Joe Biden was recently inaugurated, and we’re currently just over two months into his first term. Keeping up on politics can be confusing, it can be boring, and it can be stressful a lot of the time. So let’s take a quick look at what Joe Biden has done, (and what he hasn’t done) in his first few weeks in office.
One major success that you have probably heard of was the passing of the stimulus bill, which will have enormous positive effects on the American people hit hardest by the pandemic. Another major success is without a doubt most of his executive orders. These include things like reversing the actions of his predecessor, and improving the management of the COVID-19 crisis.

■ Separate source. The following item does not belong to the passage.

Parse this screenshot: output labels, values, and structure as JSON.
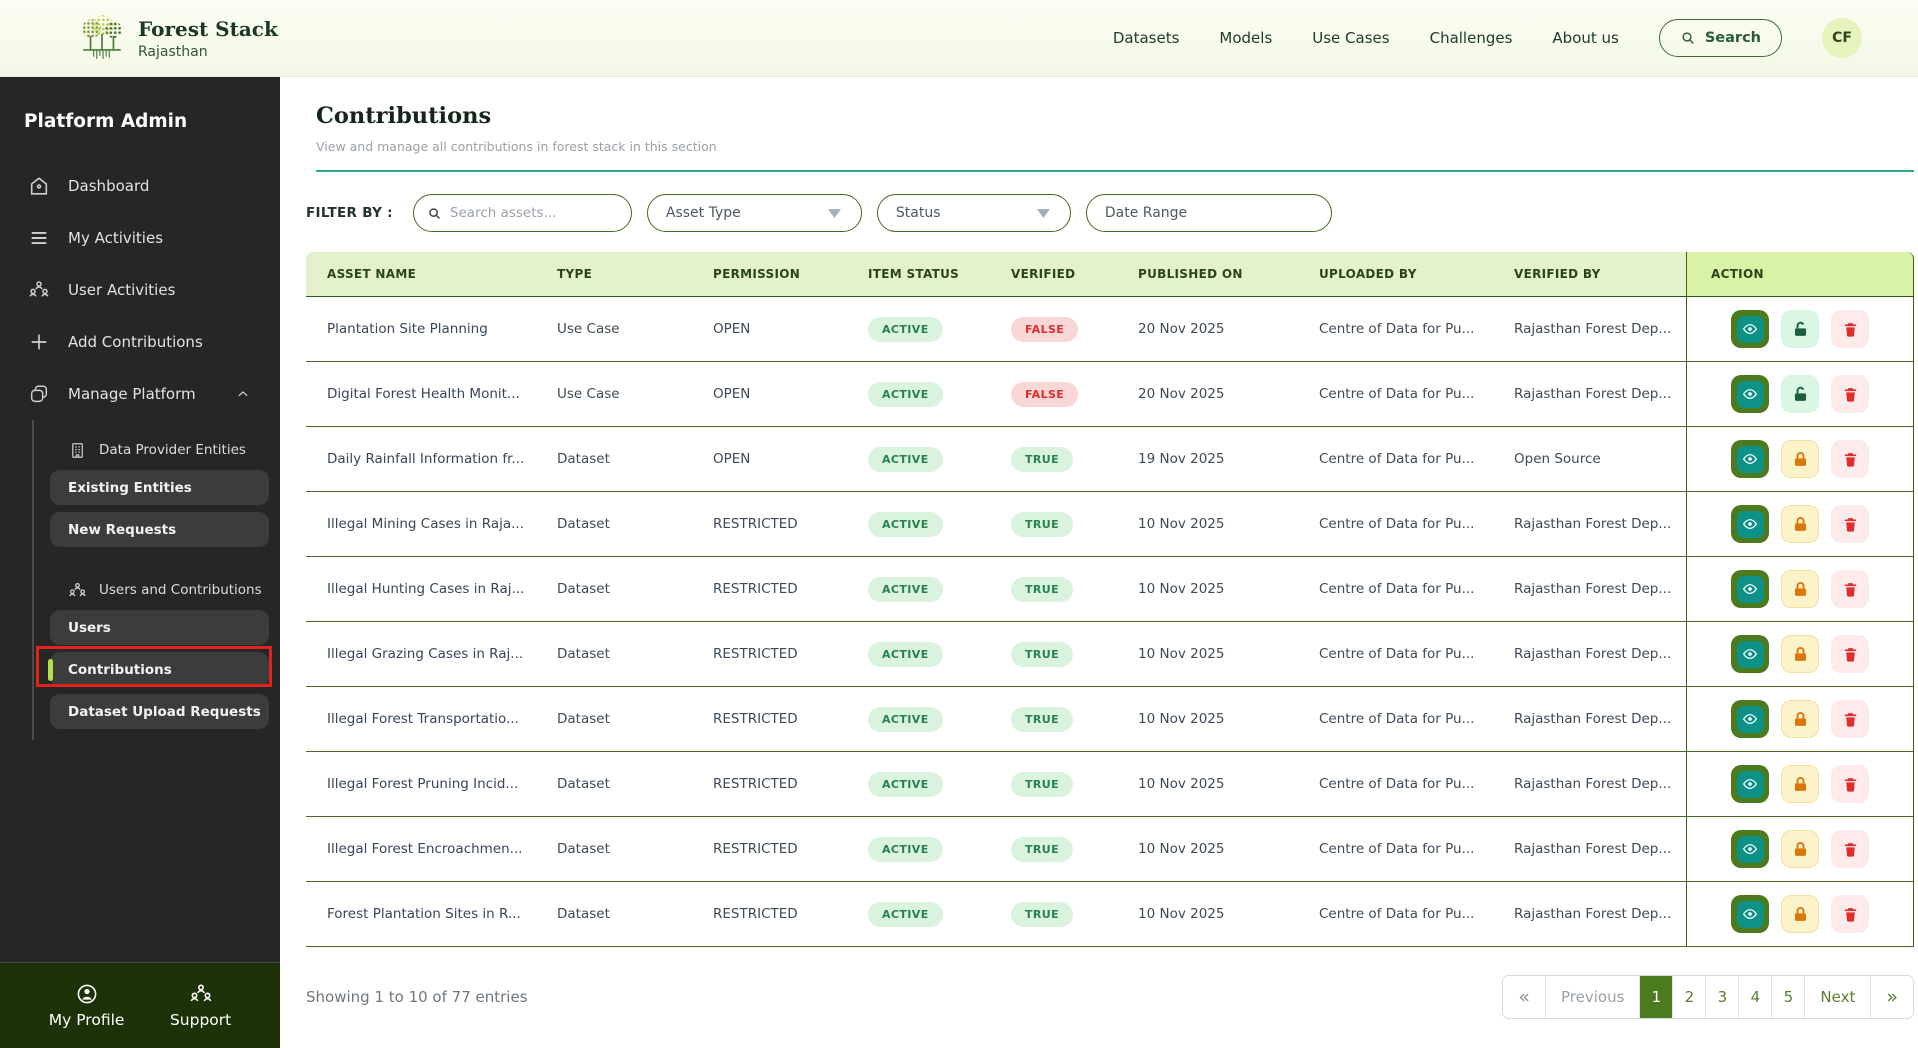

He has had numerous failures, however. These include his failure to reach any bipartisan support for his first piece of major legislation. Another was his airstrikes in Syria, which really angered many anti-war members of his own party. The most recent major failure was with regard to the major influx of immigrants from the southern border. They are overwhelmed, and not keeping people in very good conditions. There was also a bit of an embarrassment when he fell three times trying to walk up the steps of Air Force One.
His next piece of legislation is set to be a 3 trillion dollar bill regarding infrastructure. This however very well could not make it through Congress, due to the fact that many Republicans think it’s too much, while many Democrats believe it’s not nearly enough.
So far, the vaccine rollout is going well, improving from the mess that it was a few months ago. This is definitely an issue where Biden has more approval, because his general approval rating as of now is an unimpressive 55%, whereas the support for his job on COVID is as high as 68%.
One colossal failure on his and the entire Democratic Party’s fault was the broken promises. In the weeks leading up to the election. We were promised $2000 stimulus checks, only for that to be bumped to $1400, and then we had the window of people eligible for it narrowed. In the primaries, he was going all in on his support for a watered down Medicare for All, basically what he called a “public option.” In a pandemic, don’t you think this would be important legislation to pass as quickly as possible? Well, we’ve heard nothing about it so far.
Relating to taxes as well, Biden is being very cautious with any slight changes he makes. Before the Trump era, the corporate tax rate was 35%, and Trump bumped it down to 21%. Biden plans to push it up to wait for it… not 35%, but 28%. He’s also said that he will not raise taxes on anyone making over $400,000 per year.
Frankly, this feels like a moderate Republican is in office. $400,000 is such a high income bracket, it wouldn’t be unreasonable to raise taxes on people making slightly less than that. $300,000, even $200,000 per year is still a lot of money, and those people in the upper middle class can afford to contribute more.
This ties back into the fact that Biden is continuing the outrageously expensive wars in the Middle East, which is draining our tax money. If we stopped spending so much on these unwinnable wars that were based on lies, maybe we wouldn’t even have a need to raise taxes so much.
To conclude this summary of Biden’s first few weeks, it really can be described in one word. Stagnant. Its definition from the Oxford English Dictionary is, “showing no activity; dull and sluggish.” Sadly, this is a perfect description of the President’s job so far. A continuation of normalcy and the status quo. Don’t get it twisted, this administration is an improvement over the last, but it is a disappointment. Let’s let the President’s own words summarize what I’m trying to say here. “Nothing will fundamentally change.”